Harry cleared his throat. He had that face on him that said he was done trying to be Ted's Father but needed to prolong the moment just a little longer. "Did any of those positions I found for you lead to anything…?"
Ted shook his head. Ginny opened another bottle and poured him another glass, and he thanked her. His head was beginning to feel fuzzy and light, his muscles relaxing for the first time in a week. It wasn't a bad feeling. "Rejected, rejected, rejected," he said, and he didn't even care. "All because I'm 'not a good fit'."

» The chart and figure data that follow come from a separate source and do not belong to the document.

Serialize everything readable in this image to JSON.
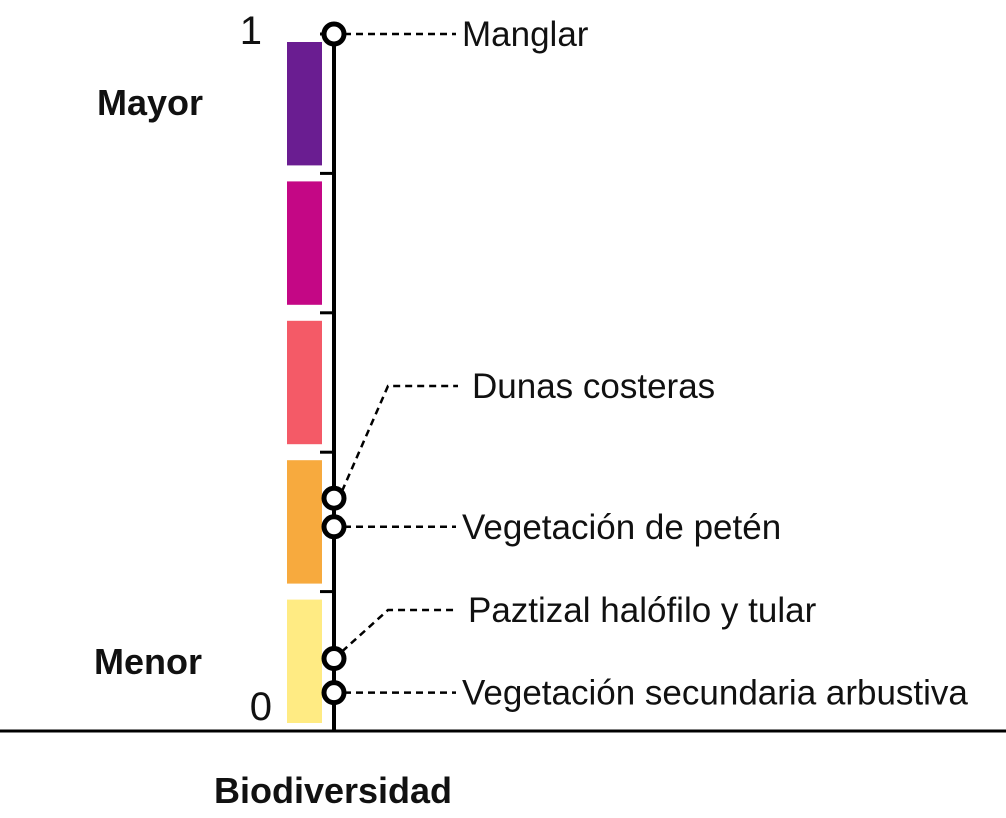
{
  "axis_title": "Biodiversidad",
  "scale": {
    "max_label": "1",
    "min_label": "0",
    "high_label": "Mayor",
    "low_label": "Menor"
  },
  "color_bands": [
    {
      "from": 0.0,
      "to": 0.2,
      "color": "#FFEB83"
    },
    {
      "from": 0.2,
      "to": 0.4,
      "color": "#F7AA3E"
    },
    {
      "from": 0.4,
      "to": 0.6,
      "color": "#F45A67"
    },
    {
      "from": 0.6,
      "to": 0.8,
      "color": "#C40785"
    },
    {
      "from": 0.8,
      "to": 1.0,
      "color": "#6A1D91"
    }
  ],
  "vegetation": [
    {
      "label": "Manglar",
      "value": 1.0
    },
    {
      "label": "Dunas costeras",
      "value": 0.334
    },
    {
      "label": "Vegetación de petén",
      "value": 0.293
    },
    {
      "label": "Paztizal halófilo y tular",
      "value": 0.104
    },
    {
      "label": "Vegetación secundaria arbustiva",
      "value": 0.055
    }
  ]
}
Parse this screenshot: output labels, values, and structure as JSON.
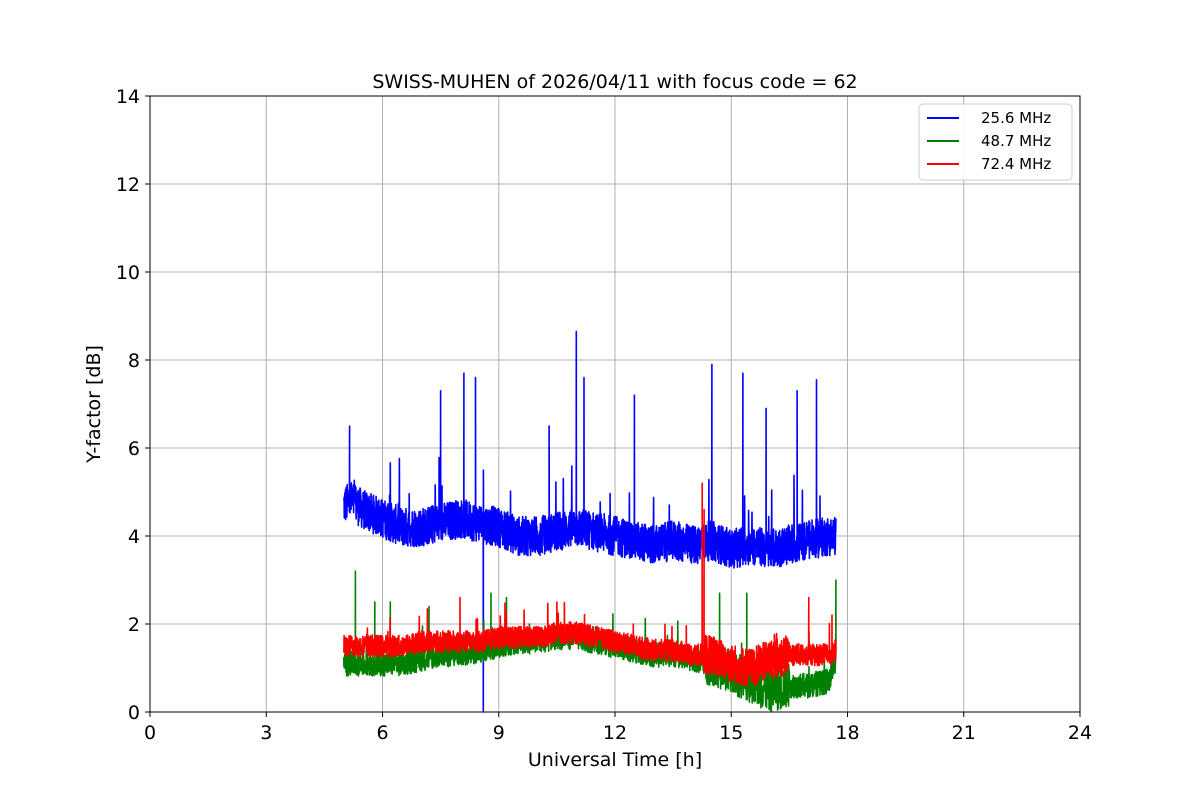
{
  "chart_data": {
    "type": "line",
    "title": "SWISS-MUHEN of 2026/04/11 with focus code = 62",
    "xlabel": "Universal Time [h]",
    "ylabel": "Y-factor [dB]",
    "xlim": [
      0,
      24
    ],
    "ylim": [
      0,
      14
    ],
    "xticks": [
      "0",
      "3",
      "6",
      "9",
      "12",
      "15",
      "18",
      "21",
      "24"
    ],
    "yticks": [
      "0",
      "2",
      "4",
      "6",
      "8",
      "10",
      "12",
      "14"
    ],
    "grid": true,
    "legend_position": "top-right",
    "series": [
      {
        "name": "25.6 MHz",
        "color": "#0000ff",
        "x": [
          5.0,
          5.2,
          5.5,
          6.0,
          6.5,
          7.0,
          7.5,
          8.0,
          8.5,
          9.0,
          9.5,
          10.0,
          10.5,
          11.0,
          11.5,
          12.0,
          12.5,
          13.0,
          13.5,
          14.0,
          14.5,
          15.0,
          15.5,
          16.0,
          16.5,
          17.0,
          17.5,
          17.7
        ],
        "y": [
          4.7,
          4.8,
          4.6,
          4.4,
          4.2,
          4.2,
          4.3,
          4.4,
          4.3,
          4.2,
          4.0,
          4.0,
          4.1,
          4.2,
          4.1,
          4.0,
          3.9,
          3.8,
          3.9,
          3.8,
          3.9,
          3.7,
          3.8,
          3.7,
          3.8,
          3.9,
          4.0,
          4.0
        ],
        "spikes": [
          [
            5.15,
            6.5
          ],
          [
            7.5,
            7.3
          ],
          [
            8.1,
            7.7
          ],
          [
            8.4,
            7.6
          ],
          [
            8.6,
            0.0
          ],
          [
            10.3,
            6.5
          ],
          [
            11.0,
            8.65
          ],
          [
            11.2,
            7.6
          ],
          [
            12.5,
            7.2
          ],
          [
            14.5,
            7.9
          ],
          [
            15.3,
            7.7
          ],
          [
            15.9,
            6.9
          ],
          [
            16.7,
            7.3
          ],
          [
            17.2,
            7.55
          ]
        ]
      },
      {
        "name": "48.7 MHz",
        "color": "#008000",
        "x": [
          5.0,
          5.5,
          6.0,
          6.5,
          7.0,
          7.5,
          8.0,
          8.5,
          9.0,
          9.5,
          10.0,
          10.5,
          11.0,
          11.5,
          12.0,
          12.5,
          13.0,
          13.5,
          14.0,
          14.5,
          15.0,
          15.5,
          16.0,
          16.5,
          17.0,
          17.5,
          17.7
        ],
        "y": [
          1.1,
          1.1,
          1.1,
          1.1,
          1.2,
          1.3,
          1.3,
          1.4,
          1.5,
          1.6,
          1.6,
          1.7,
          1.7,
          1.6,
          1.5,
          1.4,
          1.3,
          1.3,
          1.2,
          1.1,
          0.9,
          0.7,
          0.5,
          0.6,
          0.6,
          0.7,
          1.2
        ],
        "spikes": [
          [
            5.3,
            3.2
          ],
          [
            5.8,
            2.5
          ],
          [
            6.2,
            2.5
          ],
          [
            7.2,
            2.4
          ],
          [
            8.8,
            2.7
          ],
          [
            9.2,
            2.6
          ],
          [
            14.7,
            2.7
          ],
          [
            15.4,
            2.7
          ],
          [
            17.7,
            3.0
          ]
        ]
      },
      {
        "name": "72.4 MHz",
        "color": "#ff0000",
        "x": [
          5.0,
          5.5,
          6.0,
          6.5,
          7.0,
          7.5,
          8.0,
          8.5,
          9.0,
          9.5,
          10.0,
          10.5,
          11.0,
          11.5,
          12.0,
          12.5,
          13.0,
          13.5,
          14.0,
          14.5,
          15.0,
          15.5,
          16.0,
          16.5,
          17.0,
          17.5,
          17.7
        ],
        "y": [
          1.5,
          1.5,
          1.5,
          1.5,
          1.6,
          1.6,
          1.6,
          1.6,
          1.7,
          1.7,
          1.7,
          1.8,
          1.8,
          1.7,
          1.6,
          1.5,
          1.4,
          1.4,
          1.3,
          1.3,
          1.1,
          1.0,
          1.2,
          1.3,
          1.3,
          1.3,
          1.4
        ],
        "spikes": [
          [
            8.0,
            2.6
          ],
          [
            10.5,
            2.5
          ],
          [
            14.25,
            5.2
          ],
          [
            14.3,
            4.6
          ],
          [
            17.0,
            2.6
          ],
          [
            17.6,
            2.2
          ]
        ]
      }
    ]
  }
}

His Godfather pursed his lips. It was a shame, Ted thought, Harry had been so sure and so excited to pass the opportunities he had researched on to him. No doubt he too had thought that by enquiring about the jobs personally someone might take pity on Ted and offer him something, swayed on the decision by his influence alone. When not even the great Harry Potter could get him a job what hope did Ted have?
"Keep trying," Harry told him, but he could see the worry on his face. "Something will come up."
'Something will come up'. How many times had Ted heard that? It had only been a week since he had graduated, he reminded himself. No one ever walked into their dream job straight out of Hogwarts, but he had hoped that he would at least be on the right path. Isn't that what they were told at school, that those who worked hard achieved their goals?
Ted left Godric's Hollow not feeling any more reassured than when he had arrived, despite their best efforts and offers of alcohol. He supposed at least that night he would sleep better than he had been. Everyone else seemed so confident that Ted's time would come, but when?
Who would be dumb enough to hire him?